Dawid Tuchalski: Pierwszy mecz w sezonie drużyna z Zabrza ma już za sobą i tylko remis. Aspiracje w zespole były zdecydowanie większe. Czego zabrakło do zwycięstwa?
Michał Szolc: - Na pewno w dużej mierze brak skuteczności. Nie wykorzystaliśmy czternastu sytuacji sam na sam z bramkarzem gości. W decydujących momentach gry zabrakło koncentracji i zrozumienia. Dodatkowo założenia przedmeczowe pokrzyżowała nam kontuzja Krzysztofa Wojtynka. Jednak uważam, że mimo tego i tak powinniśmy wygrać.
Na co tak naprawdę stać w tym sezonie drużynę NMC Powen Zabrze?
- Oczekiwania na ten sezon są duże, nie będę ukrywał, że dla nas nadrzędnym celem jest awans do ekstraklasy. W poprzednim sezonie do Zagłębia Lubin odszedł czołowy strzelec zespołu, Marceli Migała i jest to tak naprawdę jedyny zawodnik, który opuścił nasz klub. Latem pozyskano aż pięciu nowych zawodników i nowego trenera Roberta Nowakowskiego, którego sylwetki nie trzeba przedstawiać. Dlatego uważam, że w tym sezonie będziemy silniejsi niż rok temu.

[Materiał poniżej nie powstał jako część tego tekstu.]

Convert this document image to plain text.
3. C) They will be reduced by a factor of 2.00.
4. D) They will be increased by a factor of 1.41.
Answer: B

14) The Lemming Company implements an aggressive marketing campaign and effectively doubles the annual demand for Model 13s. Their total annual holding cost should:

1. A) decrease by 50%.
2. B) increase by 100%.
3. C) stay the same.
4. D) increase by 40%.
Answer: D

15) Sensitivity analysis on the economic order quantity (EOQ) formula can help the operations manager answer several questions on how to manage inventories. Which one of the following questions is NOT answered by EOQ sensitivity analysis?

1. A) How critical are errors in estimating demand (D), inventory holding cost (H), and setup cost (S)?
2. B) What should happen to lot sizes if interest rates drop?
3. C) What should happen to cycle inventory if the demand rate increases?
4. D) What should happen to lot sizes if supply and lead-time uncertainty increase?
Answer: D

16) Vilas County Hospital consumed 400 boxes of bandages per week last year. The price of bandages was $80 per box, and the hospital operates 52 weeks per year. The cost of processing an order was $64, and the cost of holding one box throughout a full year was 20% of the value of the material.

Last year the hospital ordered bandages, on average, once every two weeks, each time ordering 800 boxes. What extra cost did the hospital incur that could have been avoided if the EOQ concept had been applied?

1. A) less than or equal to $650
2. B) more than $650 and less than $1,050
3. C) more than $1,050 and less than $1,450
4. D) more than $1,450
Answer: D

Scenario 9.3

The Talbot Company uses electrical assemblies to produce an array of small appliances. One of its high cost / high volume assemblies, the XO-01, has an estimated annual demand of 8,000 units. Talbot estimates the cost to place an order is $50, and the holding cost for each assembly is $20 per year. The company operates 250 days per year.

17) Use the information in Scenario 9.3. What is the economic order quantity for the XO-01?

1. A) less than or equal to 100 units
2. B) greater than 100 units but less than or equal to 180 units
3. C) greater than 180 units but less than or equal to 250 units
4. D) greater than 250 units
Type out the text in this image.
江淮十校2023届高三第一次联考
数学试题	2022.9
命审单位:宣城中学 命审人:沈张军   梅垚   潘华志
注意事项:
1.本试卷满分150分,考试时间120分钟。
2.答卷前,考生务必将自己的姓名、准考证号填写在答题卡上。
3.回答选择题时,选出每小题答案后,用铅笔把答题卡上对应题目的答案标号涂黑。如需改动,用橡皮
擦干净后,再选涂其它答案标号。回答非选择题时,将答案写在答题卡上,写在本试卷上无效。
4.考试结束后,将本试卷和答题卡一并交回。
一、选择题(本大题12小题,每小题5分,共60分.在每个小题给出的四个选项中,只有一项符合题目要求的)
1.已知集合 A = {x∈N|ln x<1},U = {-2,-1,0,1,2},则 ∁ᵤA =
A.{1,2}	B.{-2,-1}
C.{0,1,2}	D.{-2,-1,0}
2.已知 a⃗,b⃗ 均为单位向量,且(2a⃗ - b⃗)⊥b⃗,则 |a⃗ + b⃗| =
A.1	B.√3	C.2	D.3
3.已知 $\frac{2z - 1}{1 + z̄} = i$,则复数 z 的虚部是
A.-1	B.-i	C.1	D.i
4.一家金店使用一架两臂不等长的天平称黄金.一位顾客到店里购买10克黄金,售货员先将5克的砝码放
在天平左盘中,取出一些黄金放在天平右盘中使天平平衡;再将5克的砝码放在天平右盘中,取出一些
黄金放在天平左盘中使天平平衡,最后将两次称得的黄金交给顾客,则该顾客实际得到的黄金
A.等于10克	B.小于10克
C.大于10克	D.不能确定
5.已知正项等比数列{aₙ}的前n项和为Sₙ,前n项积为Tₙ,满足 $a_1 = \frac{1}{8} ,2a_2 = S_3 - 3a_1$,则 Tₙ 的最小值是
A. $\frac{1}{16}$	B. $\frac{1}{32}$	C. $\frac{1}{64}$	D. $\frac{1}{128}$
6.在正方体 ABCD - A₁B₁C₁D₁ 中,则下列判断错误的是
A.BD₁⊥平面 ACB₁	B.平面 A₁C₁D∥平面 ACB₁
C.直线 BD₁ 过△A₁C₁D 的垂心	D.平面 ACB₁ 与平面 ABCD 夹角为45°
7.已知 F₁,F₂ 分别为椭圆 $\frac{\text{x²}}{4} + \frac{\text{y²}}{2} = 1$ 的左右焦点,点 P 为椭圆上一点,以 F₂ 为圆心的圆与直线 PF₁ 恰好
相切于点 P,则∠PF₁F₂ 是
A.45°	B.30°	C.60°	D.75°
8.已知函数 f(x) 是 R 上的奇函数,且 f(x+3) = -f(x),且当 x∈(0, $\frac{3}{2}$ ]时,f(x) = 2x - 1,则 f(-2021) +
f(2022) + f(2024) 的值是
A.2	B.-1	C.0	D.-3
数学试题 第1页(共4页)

Jest pan wychowankiem klubu. Po kilkuletniej przygodzie w innych klubach zdecydował się pan wrócić do Zabrza. Co miało wpływ na taką decyzję?
- Już w poprzednim sezonie dostałem pracę w drużynie NMC Powen Zabrze jako menadżer zespołu. Po czteroletniej grze w niemieckiej drużynie LHV Hoyerswerda zdecydowałem się wrócić do kraju. Po rozmowach z trenerem i zarządem postanowiłem nie tylko uczestniczyć w życiu sportowym klubu jako pracownik, lecz również jako zawodnik.
Jakie są pańskie osobiste cele na ten sezon?
- Moje osobiste cele mogę podzielić na dwie części. Od strony menadżerskiej trzeba brać pod uwagę różne aspekty sportowe, kontuzje, formę poszczególnych zawodników, ponieważ wszystkie te rzeczy wpływają na wynik całego zespołu. Jako zawodnik nie dopuszczam myśli, że jako drużyna nie awansujemy do ekstraklasy.